Stricter upbringing will benefit kids in the end

By Li Qingqing Source:Global Times Published: 2019/6/13 18:43:40

Illustration: Peter C.Espina/GT

"Here are some things my daughters, Sophia and Louisa, were never allowed to do: attend a sleepover, have a playdate, choose their own extracurricular activities, get any grade less than an A, play any instrument other than the piano or violin, not play the piano or violin."

This is an excerpt from the world-famous and controversial book Battle Hymn of the Tiger Mother written by Amy Chua - the self-described tiger mother. In the book, Chua described her extremely strict Chinese way of upbringing and elaborated on "why Chinese mothers are superior."

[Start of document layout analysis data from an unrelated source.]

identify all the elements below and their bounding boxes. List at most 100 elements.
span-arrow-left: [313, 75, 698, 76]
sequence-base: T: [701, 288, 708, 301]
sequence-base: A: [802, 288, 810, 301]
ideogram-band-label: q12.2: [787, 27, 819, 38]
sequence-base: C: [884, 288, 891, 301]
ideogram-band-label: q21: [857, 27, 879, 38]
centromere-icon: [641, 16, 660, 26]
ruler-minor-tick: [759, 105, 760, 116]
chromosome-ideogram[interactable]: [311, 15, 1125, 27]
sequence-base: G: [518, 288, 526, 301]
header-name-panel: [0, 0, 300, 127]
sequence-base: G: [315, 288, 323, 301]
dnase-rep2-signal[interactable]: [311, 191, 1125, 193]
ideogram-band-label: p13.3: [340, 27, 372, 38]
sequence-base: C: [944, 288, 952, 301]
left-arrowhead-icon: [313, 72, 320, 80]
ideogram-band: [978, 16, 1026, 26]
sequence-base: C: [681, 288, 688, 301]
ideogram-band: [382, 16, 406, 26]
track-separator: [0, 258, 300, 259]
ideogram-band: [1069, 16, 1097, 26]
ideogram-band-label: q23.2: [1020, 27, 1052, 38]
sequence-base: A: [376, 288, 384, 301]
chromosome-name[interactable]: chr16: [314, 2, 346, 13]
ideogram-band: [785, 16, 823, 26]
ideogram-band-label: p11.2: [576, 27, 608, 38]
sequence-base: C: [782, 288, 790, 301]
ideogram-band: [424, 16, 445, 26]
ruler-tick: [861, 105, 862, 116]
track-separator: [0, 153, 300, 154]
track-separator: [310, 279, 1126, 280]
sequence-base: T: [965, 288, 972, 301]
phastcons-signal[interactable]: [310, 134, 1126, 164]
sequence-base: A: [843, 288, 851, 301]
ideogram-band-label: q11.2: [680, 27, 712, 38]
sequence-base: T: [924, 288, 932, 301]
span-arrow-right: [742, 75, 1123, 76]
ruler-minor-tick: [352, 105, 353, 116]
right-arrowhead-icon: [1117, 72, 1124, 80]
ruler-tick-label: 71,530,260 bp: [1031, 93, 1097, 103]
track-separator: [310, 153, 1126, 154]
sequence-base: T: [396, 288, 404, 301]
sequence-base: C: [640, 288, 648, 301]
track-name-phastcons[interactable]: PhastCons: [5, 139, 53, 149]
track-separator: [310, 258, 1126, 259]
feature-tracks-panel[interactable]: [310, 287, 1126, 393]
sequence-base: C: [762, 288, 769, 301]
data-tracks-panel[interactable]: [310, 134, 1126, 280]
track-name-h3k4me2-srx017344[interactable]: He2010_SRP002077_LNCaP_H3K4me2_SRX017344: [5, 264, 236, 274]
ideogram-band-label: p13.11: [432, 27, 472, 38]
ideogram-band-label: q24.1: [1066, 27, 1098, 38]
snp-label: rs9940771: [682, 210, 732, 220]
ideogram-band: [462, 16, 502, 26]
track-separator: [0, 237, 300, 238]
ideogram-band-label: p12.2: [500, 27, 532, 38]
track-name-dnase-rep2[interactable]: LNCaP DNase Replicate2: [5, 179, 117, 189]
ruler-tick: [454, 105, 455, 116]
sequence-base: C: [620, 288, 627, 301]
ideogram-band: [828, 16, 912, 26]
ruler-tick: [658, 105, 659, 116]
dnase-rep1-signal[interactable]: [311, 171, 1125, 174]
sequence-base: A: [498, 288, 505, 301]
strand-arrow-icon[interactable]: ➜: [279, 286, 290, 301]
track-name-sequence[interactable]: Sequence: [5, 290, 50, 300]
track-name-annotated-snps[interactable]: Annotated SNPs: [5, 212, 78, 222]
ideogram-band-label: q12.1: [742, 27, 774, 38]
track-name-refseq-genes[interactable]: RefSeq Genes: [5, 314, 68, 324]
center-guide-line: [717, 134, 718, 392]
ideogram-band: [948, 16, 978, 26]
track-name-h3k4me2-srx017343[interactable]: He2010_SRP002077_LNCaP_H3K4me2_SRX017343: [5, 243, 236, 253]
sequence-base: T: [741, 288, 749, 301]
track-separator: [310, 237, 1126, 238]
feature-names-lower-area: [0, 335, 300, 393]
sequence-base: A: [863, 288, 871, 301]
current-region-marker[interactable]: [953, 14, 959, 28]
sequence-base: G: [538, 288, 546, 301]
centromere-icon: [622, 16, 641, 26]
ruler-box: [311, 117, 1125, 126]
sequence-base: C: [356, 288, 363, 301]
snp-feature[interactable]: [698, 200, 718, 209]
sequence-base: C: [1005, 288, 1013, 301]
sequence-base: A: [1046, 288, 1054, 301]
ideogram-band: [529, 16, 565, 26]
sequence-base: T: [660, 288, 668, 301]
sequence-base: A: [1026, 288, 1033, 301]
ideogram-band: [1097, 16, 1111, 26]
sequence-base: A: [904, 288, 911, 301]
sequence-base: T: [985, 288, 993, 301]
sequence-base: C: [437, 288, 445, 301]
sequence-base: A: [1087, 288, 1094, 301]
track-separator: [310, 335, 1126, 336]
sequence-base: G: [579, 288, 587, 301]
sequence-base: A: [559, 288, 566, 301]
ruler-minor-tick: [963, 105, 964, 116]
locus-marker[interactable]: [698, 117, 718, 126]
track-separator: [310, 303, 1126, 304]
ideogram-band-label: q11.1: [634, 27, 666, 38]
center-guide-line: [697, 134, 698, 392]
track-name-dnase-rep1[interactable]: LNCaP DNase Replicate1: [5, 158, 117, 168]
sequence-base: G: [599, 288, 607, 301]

Chua, a Chinese American who graduated from Harvard Law School and is now a professor at Yale Law School, triggered a heated debate between Chinese and Western parents when the book was published.

But this will smack those naysayers in the face: Her younger daughter Lulu is now studying at Harvard Law School; elder daughter Sophia is a Yale and Harvard graduate student and has landed a clerkship in US Supreme Court Justice Brett Kavanaugh's office. The two daughters' success may justify the tiger mother's way of raising them.

Some Western parents seem to be too tolerant of their children. If kids fail in something they should have been capable of, these parents worry more about their kids' feelings, ignoring that the kids are not making enough efforts. And worryingly, this is also becoming a trend in China.

My 11-year-old cousin, for example, never gets to know her class rank after every test. In her primary school, releasing class rank to students and parents is forbidden. This is now a widely welcomed way to protect kids' self-esteem.

But there will be class ranks in high school, and there will even be city ranks in gaokao - China's national college entrance exams and one of the toughest exams worldwide. More importantly, these children will be cruelly ranked in society when they become grown-ups. 

It is true that parents and teachers need to protect kids' self-esteem, but the truth is the world will not always be a warm and cozy place in which kids can always get what they want in life.

The tiger mother has been accused of forcing her daughters to play the piano and violin and neglecting their own interests. But if children are totally free to make their own choices and follow their interests, many may easily give up in the end. After all, everyone prefers to relax other than make arduous efforts. But all great things worth pursuing require hard work. Few children have their innate interests, and parents should develop their kids' interests and tell them not to give up.

Still, many people would ask: "Life is short, so why should we push our children instead of giving them more freedom and happiness?" But what if such happiness means to let kids sit on the sofa and indulge in junk food and cartoons? This is what most children love to do, but it will not help their lives become better.

Self-regulation, targets and persistence may bring pain to kids in the short term, but these kids will definitely be happier than those who have been lazy and squandered their time in the end.

And it worked for the tiger mother. Chua's elder daughter Sophia wrote in an open letter published in the New York Post in 2011: "If I died tomorrow, I would die feeling I've lived my whole life at 110 percent. And for that, Tiger Mom, thank you."